Upon arriving in Miami for a debauchery-filled getaway, the film’s four central characters wear bikinis that express their unique personalities, while also serving the overarching plot. “The idea is that young girls like to dress alike even if it’s by accident.” Bivens explained. “They just tend to gravitate towards the same stuff even if it’s on a subconscious level.”
That meant working within “a washed neon palette, not super, super bright,” said Bivens. Selena Gomez’s Faith (a baby-faced Bible devotee) wears bikinis that play on 1950s silhouettes, appearing relatively conservative compared with her screenmates’ fare. Her soft neon blue balconette bikini top and boy-short bottoms are accessorized with a cross necklace and old-school Adidas sneakers. “We always saw her as more young and naive,” Bivens explained. Coddy (played by the filmmaker’s wife, Rachel Korine) is “more sporty than the other girls,” with green or bright blue suits, topped with mesh tops and football jerseys. Benson’s Brit is the girliest, while Hudgens’s Candy is the trashiest. “While were shooting we read a tabloid blog post that said Vanessa looked like a white-trash paint-huffing girl,” said Bivens. “We were like, ‘Perfect!’” Undergoing the biggest transformation with a rust-blonde wig (a decision that required its own meeting), ill-fitting clothing, and a chandelier belly-button piercing, Hudgens saw it as an opportunity for “people to get to see me as more of a real girl than a Disney character,” as she explained in a movie trailer. As if there weren’t a better way to step away from the mouse ears, Hudgens’s wardrobe is also the one most laden with drug references. In one scene she wears a T-shirt that says “Weed Be Good Together,” with two marijuana leaves holding hands.
After falling under the influence of Franco’s character, Alien, the girls form a crime-spree gang and grow to wear the same thing—which signifies their pack mentality. (The film’s “gun ballet” sequence has Korine, Hudgens, and Benson waltzing in matching pink-and-purple monokinis.) Later Hudgens and Benson wear the same highlighter-yellow two-piece. “It’s like a uniform,” Bivens explained. “Much like gangs have their own colors in real life.”
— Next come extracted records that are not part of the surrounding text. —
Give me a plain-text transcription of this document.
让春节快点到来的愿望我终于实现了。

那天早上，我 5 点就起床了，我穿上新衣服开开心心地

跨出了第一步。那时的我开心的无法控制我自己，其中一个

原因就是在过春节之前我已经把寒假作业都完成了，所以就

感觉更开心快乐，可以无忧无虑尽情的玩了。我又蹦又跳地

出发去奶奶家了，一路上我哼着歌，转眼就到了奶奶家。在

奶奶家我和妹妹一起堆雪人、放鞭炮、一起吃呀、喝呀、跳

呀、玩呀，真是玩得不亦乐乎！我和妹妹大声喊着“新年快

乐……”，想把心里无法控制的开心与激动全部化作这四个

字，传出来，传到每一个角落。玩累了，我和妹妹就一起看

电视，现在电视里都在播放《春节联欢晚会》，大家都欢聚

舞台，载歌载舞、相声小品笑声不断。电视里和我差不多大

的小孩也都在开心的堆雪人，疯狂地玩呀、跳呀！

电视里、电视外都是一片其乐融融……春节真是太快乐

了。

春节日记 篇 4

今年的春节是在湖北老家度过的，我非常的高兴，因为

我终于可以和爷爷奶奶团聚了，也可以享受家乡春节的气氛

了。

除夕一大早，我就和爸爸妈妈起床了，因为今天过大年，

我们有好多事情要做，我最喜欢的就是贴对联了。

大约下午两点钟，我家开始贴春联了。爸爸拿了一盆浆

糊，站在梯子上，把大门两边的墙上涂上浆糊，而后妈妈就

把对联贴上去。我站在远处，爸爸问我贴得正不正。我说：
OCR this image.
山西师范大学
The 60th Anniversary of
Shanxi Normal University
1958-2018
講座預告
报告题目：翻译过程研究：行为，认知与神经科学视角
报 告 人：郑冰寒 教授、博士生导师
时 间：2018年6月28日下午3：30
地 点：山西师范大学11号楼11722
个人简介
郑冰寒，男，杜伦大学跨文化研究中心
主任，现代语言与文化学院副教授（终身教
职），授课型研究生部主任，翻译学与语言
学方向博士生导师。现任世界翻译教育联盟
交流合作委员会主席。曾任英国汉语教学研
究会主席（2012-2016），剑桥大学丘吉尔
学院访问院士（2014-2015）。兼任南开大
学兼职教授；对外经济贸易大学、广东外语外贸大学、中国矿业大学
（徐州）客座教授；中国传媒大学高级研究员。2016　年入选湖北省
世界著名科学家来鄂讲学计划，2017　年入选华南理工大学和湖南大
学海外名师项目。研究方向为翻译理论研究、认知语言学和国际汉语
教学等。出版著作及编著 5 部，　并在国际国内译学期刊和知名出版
The film’s wardrobe is so inimitably strong that Opening Ceremony has created a Spring Breakers capsule collection, to coincide with its release—giving the movie an added dosage of cool-kid clout. It will hit OC’s New York and Los Angeles stores on March 22, later expanding to London and Tokyo by April 5. The range’s graphics spell out each of the characters’ personalities with symbols, much like the film’s bathing suits do with figurative imagery. (Benson’s character’s bubbly persona is illustrated with two bright green dolphins; Korine’s with two anatomically placed dripping ice-cream cones; Gomez’s with an inverted purple cross; and the most fitting of all, Hudgens’s with a pale pink marijuana leaf.) And, in order to be consistent with the film, the Opening Ceremony collection will, of course, include multiple bikinis.